Киллорглин проповедует то, что сейчас приводит к фанатизму. Вот что становится с потенциалом. Киллорглин создает идею для клуба эстетического клише, в котором Брент создает новую идею. Это движение культа вперед. Очередной атавизм литературы. Упадок и громкий выстрел.
Студентка открывает запястье и длинные полосы уродливо вздымаются вдоль лучевой кости.
— Брент? — Спрашивает человек рядом.
Она заправляет прядь за ухо и смущенно говорит:
— Разумеется.
Это еще одна сторона медали: ты можешь быть склонным к суициду, любителем доставить себе боль, страдать от проблем в семье и находить выход в брентовой колее. Главное правило заключается в том, что когда тебе зададут вопрос, ты достаточно убедительно должен ответить, что это все желание найти вдохновение. Это та точка, в которой вой превращается в зов. Или его имитация.

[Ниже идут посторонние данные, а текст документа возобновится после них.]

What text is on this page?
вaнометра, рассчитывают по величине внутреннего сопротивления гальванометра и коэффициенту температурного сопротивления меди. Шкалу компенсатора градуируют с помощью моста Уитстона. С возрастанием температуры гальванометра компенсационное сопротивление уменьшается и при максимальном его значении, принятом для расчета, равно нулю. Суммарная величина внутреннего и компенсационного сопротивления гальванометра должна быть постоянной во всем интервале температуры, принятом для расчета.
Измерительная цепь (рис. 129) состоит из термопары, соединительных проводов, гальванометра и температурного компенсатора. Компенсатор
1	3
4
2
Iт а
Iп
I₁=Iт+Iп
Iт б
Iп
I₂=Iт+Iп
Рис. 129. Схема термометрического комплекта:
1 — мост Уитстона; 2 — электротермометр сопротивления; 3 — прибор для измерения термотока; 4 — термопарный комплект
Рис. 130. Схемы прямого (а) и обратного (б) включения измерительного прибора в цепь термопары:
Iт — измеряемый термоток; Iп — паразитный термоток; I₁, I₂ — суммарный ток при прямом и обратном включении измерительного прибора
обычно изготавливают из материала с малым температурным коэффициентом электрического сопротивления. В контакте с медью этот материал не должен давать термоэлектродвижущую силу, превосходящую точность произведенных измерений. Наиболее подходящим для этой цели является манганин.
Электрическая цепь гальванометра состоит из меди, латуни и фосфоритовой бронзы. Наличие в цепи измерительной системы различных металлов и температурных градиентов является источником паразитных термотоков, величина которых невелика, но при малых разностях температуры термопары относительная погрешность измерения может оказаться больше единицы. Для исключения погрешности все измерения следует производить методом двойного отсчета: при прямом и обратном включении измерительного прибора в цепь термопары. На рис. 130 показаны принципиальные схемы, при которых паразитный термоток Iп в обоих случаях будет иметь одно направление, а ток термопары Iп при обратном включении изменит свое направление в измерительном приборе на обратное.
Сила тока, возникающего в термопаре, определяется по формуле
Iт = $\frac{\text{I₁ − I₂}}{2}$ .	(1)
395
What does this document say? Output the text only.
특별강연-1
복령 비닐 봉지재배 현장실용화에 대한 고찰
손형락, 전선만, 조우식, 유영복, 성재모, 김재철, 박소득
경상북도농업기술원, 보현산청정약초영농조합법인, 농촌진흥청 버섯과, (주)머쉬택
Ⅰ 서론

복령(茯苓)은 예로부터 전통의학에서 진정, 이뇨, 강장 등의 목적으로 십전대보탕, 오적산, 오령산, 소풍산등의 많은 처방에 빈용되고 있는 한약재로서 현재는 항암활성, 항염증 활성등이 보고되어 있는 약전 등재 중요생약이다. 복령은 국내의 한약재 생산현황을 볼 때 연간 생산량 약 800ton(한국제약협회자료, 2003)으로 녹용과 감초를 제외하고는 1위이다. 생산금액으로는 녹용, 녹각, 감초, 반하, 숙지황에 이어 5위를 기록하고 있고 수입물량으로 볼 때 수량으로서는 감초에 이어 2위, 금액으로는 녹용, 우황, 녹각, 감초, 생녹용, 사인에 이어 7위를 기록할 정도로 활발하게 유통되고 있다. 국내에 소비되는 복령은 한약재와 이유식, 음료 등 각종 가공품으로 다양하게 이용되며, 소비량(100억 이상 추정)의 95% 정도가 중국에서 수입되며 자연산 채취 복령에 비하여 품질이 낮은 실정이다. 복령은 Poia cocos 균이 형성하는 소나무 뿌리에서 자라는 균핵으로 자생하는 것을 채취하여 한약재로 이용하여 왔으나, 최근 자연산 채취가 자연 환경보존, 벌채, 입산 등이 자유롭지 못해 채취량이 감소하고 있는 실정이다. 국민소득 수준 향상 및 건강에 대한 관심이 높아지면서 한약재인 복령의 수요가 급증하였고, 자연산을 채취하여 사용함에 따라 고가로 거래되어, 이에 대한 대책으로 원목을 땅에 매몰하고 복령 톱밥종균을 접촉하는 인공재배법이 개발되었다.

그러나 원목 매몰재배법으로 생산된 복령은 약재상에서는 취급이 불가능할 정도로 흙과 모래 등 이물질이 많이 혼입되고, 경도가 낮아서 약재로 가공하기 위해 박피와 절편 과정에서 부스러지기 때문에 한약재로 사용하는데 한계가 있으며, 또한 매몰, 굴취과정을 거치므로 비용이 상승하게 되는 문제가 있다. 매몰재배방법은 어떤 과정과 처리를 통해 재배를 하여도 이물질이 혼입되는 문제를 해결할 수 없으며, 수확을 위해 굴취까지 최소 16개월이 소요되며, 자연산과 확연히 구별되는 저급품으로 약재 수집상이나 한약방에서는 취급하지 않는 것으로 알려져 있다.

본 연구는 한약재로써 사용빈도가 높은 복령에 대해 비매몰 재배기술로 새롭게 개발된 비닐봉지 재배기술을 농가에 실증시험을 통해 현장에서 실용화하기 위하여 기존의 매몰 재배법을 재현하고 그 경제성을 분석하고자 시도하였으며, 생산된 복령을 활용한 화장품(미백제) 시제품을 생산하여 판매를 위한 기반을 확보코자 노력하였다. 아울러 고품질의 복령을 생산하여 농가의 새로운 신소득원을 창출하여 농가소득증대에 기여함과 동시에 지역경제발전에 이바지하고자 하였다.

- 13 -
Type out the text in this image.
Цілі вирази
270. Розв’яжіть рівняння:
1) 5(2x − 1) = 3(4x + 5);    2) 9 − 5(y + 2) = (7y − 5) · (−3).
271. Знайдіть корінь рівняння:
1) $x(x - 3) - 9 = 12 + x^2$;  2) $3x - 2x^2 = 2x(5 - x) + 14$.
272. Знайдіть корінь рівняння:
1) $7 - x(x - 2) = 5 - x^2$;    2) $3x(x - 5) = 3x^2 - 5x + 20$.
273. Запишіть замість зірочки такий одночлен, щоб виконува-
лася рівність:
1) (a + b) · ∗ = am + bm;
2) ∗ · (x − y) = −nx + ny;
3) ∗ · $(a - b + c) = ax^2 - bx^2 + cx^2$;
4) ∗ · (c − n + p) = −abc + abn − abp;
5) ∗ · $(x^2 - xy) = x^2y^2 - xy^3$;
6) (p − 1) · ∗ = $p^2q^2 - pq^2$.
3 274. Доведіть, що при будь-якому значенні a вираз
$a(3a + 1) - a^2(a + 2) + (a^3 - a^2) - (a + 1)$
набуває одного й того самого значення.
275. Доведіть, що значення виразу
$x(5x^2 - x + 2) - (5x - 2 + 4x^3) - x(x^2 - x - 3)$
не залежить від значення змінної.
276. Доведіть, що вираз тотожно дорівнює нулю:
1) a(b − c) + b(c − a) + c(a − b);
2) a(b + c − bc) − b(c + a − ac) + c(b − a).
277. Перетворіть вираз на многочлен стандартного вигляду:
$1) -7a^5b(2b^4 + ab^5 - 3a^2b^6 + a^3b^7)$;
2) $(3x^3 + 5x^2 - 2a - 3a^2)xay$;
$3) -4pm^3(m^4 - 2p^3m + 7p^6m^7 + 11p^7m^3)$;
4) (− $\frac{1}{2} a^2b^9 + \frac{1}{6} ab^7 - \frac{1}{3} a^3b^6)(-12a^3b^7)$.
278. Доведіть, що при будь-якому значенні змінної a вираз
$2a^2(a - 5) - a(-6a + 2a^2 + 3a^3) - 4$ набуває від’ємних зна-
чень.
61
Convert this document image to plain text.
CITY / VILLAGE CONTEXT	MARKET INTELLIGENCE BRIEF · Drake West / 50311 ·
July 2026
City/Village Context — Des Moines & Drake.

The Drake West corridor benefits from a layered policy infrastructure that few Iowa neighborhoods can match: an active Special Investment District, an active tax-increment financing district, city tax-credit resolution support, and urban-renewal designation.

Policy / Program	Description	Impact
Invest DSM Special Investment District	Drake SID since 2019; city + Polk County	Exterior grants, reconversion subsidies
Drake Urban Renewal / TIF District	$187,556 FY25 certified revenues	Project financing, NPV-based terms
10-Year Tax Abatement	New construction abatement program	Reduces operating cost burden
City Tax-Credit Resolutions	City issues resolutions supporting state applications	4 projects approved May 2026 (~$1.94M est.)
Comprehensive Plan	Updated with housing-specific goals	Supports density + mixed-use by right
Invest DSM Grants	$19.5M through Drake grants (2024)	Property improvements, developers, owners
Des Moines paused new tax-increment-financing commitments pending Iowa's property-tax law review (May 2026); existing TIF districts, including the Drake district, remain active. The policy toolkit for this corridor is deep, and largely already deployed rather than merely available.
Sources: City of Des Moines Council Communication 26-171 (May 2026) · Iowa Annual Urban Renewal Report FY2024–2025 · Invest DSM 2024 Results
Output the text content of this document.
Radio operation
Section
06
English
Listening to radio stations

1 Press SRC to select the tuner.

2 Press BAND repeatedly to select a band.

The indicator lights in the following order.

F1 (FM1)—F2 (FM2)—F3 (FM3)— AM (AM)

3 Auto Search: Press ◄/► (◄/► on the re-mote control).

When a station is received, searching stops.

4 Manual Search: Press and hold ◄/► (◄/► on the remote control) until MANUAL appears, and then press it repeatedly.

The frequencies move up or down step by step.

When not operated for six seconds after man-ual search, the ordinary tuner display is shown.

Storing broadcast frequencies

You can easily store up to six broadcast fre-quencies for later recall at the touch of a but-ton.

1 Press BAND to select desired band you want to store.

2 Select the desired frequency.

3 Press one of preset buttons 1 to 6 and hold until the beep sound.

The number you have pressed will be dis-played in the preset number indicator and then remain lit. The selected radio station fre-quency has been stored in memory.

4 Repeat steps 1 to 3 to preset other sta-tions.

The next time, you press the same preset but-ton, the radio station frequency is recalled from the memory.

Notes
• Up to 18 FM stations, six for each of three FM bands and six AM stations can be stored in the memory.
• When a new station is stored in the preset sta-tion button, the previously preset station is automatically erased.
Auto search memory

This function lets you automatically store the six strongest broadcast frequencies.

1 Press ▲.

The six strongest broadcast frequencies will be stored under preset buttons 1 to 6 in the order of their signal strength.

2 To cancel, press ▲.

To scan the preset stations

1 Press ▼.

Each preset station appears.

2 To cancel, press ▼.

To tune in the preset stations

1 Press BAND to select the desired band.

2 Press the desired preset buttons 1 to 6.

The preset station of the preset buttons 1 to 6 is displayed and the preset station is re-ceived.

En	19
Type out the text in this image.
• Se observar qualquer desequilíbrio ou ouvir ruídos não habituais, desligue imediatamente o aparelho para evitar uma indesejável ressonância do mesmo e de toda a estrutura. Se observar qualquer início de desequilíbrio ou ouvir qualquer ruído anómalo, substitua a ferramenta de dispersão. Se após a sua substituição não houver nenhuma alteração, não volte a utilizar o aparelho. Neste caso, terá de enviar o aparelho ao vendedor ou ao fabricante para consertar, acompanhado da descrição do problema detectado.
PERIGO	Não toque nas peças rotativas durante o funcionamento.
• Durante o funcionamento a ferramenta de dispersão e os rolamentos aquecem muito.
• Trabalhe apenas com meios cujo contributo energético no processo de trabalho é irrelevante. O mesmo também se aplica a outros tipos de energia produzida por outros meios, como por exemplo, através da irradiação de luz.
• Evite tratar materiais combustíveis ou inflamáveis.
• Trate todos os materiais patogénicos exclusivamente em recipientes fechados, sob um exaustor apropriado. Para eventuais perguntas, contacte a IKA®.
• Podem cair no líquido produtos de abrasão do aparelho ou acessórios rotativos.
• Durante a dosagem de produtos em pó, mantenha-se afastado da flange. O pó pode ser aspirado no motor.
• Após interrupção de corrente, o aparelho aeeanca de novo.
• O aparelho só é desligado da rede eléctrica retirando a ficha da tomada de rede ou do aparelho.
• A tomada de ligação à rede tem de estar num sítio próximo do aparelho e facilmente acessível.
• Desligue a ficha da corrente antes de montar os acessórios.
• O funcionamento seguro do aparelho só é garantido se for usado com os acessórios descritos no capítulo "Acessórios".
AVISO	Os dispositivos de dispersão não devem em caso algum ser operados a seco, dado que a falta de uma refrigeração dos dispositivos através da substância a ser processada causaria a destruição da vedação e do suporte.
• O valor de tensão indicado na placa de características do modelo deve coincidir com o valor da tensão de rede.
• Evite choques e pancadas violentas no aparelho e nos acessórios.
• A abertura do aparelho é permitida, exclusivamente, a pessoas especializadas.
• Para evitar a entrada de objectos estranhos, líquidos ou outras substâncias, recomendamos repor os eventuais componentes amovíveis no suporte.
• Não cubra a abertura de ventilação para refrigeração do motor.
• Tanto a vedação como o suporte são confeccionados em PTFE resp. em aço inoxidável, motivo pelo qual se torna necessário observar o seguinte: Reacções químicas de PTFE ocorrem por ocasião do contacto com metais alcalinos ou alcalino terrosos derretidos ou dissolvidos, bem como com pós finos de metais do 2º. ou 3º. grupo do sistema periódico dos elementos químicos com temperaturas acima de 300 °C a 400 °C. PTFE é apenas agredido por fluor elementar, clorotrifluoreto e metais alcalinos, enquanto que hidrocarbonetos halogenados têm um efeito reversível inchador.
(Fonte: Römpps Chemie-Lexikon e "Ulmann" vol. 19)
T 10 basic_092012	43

Есть такие птицы, которые бессистемно повторяют звуки других животных и даже не понимают, зачем они это делают. Каждый из студентов превращается в такую птицу. Когда одна из птиц умирает от столбняка, который подхватывает из-за своих игр в писателя, Брента исключают из университета. Он смеется и говорит:
— Дисквалификация.
Когда Брента исключают из университета, еще месяц все пытаются оставить на своем теле как можно больше борозд — в знак протеста. Никому не хочется писать. Всем хочется выглядеть создателем шедевра. Брент становится легендой, а потом брентова колея становится чем-то обыденным. Это уже никого не удивляет. Когда увечий слишком много, они остановятся просто морем из волн шрамов. Это уже не действие — это статистика. Статистика никому не нравится, в ней нет бунта. Про Брента все забывают. Его легендарность оказывается не светом сверхновой, а затухающим лучом давно умершей звезды. Затяжной эффект славы: она может прекратить свое существование намного раньше, чем об этом узнают.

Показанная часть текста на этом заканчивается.